La actividad puso en valor la cocina tradicional, el rol de las guardianas de semillas y la transmisión de conocimientos como parte del patrimonio cultural del territorio.

En la localidad de Maihue, comuna de Futrono, se llevó a cabo la conmemoración del Día de la Cocina Chilena, en una jornada que reunió a comunidades locales, cultoras y cultores gastronómicos en torno al valor cultural de la alimentación tradicional. La actividad fue organizada por la Asociación Patrimonial Cultural de Los Ríos y la Dirección Regional del Servicio Nacional del Patrimonio Cultural.

Instaurado en 2009, el Día de la Cocina Chilena busca reconocer la riqueza de la gastronomía nacional y su profundo vínculo con las identidades territoriales. En este contexto, se puso en valor el rol de cocineras y cocineros tradicionales, así como la transmisión intergeneracional de saberes que constituyen un patrimonio vivo.

La jornada se desarrolló en el marco de un convenio de colaboración firmado este año entre ambas instituciones, orientado a fortalecer el trabajo en los territorios, promoviendo espacios de encuentro comunitario y puesta en valor de las culturas locales.

En esa línea, el director ejecutivo de la Asociación Patrimonial Cultural de Los Ríos, Juan Vásquez Gómez, señaló que “esta actividad forma parte de un trabajo conjunto para relevar el patrimonio cultural desde los territorios. La cocina chilena es una expresión viva de ese patrimonio, porque en ella se reflejan los saberes, los productos locales y las formas de vida que las comunidades han construido y transmitido en el tiempo”.

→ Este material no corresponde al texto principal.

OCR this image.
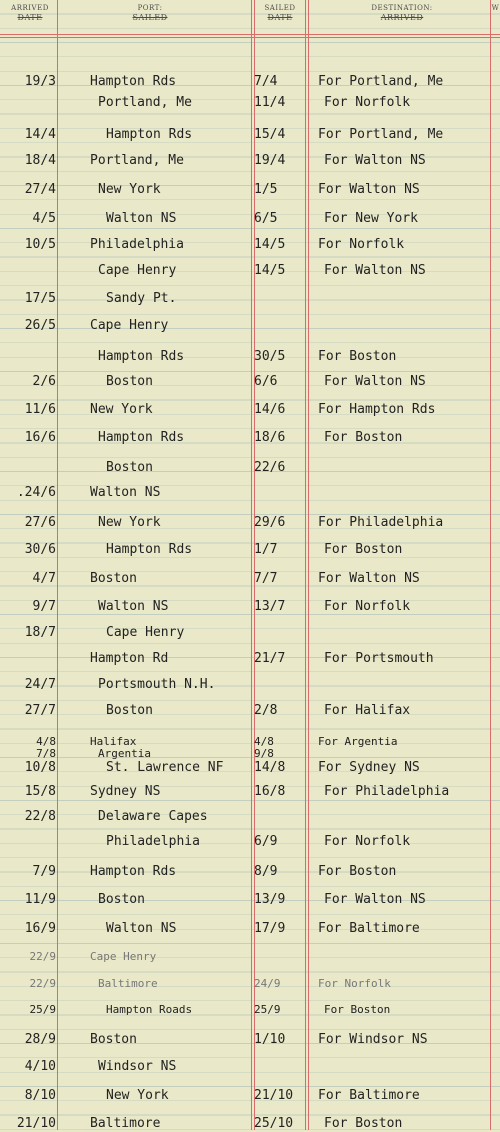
ARRIVED
DATE
PORT:
SAILED
SAILED
DATE
DESTINATION:
ARRIVED
W
19/3	Hampton Rds	7/4	For Portland, Me
Portland, Me	11/4	For Norfolk
14/4	Hampton Rds	15/4	For Portland, Me
18/4	Portland, Me	19/4	For Walton NS
27/4	New York	1/5	For Walton NS
4/5	Walton NS	6/5	For New York
10/5	Philadelphia	14/5	For Norfolk
Cape Henry	14/5	For Walton NS
17/5	Sandy Pt.
26/5	Cape Henry
Hampton Rds	30/5	For Boston
2/6	Boston	6/6	For Walton NS
11/6	New York	14/6	For Hampton Rds
16/6	Hampton Rds	18/6	For Boston
Boston	22/6
.24/6	Walton NS
27/6	New York	29/6	For Philadelphia
30/6	Hampton Rds	1/7	For Boston
4/7	Boston	7/7	For Walton NS
9/7	Walton NS	13/7	For Norfolk
18/7	Cape Henry
Hampton Rd	21/7	For Portsmouth
24/7	Portsmouth N.H.
27/7	Boston	2/8	For Halifax
4/8	Halifax	4/8	For Argentia
7/8	Argentia	9/8
10/8	St. Lawrence NF	14/8	For Sydney NS
15/8	Sydney NS	16/8	For Philadelphia
22/8	Delaware Capes
Philadelphia	6/9	For Norfolk
7/9	Hampton Rds	8/9	For Boston
11/9	Boston	13/9	For Walton NS
16/9	Walton NS	17/9	For Baltimore
22/9	Cape Henry
22/9	Baltimore	24/9	For Norfolk
25/9	Hampton Roads	25/9	For Boston
28/9	Boston	1/10	For Windsor NS
4/10	Windsor NS
8/10	New York	21/10	For Baltimore
21/10	Baltimore	25/10	For Boston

Por su parte, la directora regional del Servicio Nacional del Patrimonio Cultural, Karin Weil, destacó el sentido de la iniciativa señalando que “queremos, de alguna manera, llegar a los territorios, generar procesos, proyectos, pero por sobre todo, facilitar espacios para que las comunidades se encuentren, se reconozcan y sigan proyectando la memoria y la historia a partir de sus territorios”.

Durante la jornada, se destacó que hablar de cocina chilena implica reconocer la diversidad de territorios —costa, cordillera y zonas lacustres— así como las distintas formas de preparar, compartir y comprender la alimentación como parte de la vida comunitaria. Preparaciones como la tortilla de rescoldo con longaniza, el mote con huesillos, las patitas de vacuno con pebre y la carbonada de machas dieron cuenta de esta diversidad y de su arraigo en los territorios.

Asimismo, se relevó el trabajo de las denominadas “guardianas de semillas”, mujeres que cumplen un rol fundamental en la preservación de la biodiversidad agrícola y del patrimonio alimentario. En representación de ellas, la lamngen Gladys Quintul compartió su experiencia y conocimientos en torno al resguardo de semillas y prácticas ancestrales.

Uno de los momentos centrales de la jornada fue la cocina en vivo realizada por Gladys Panguilef, cultora de la localidad de Rupumeica Bajo, quien compartió sus saberes culinarios a través de la preparación de recetas tradicionales, explicando sus ingredientes, técnicas y significados asociados. Esta instancia permitió a las y los asistentes no solo observar el proceso, sino también comprender la cocina como una práctica cultural que involucra memoria, territorio y comunidad.

El encuentro culminó con una degustación abierta, donde las preparaciones cobraron vida en la experiencia directa del sabor, el aroma y la textura. Este cierre permitió reforzar el sentido de la cocina como un espacio de encuentro, donde los saberes se comparten y se proyectan colectivamente, fortaleciendo la identidad local y el vínculo entre las personas y su entorno.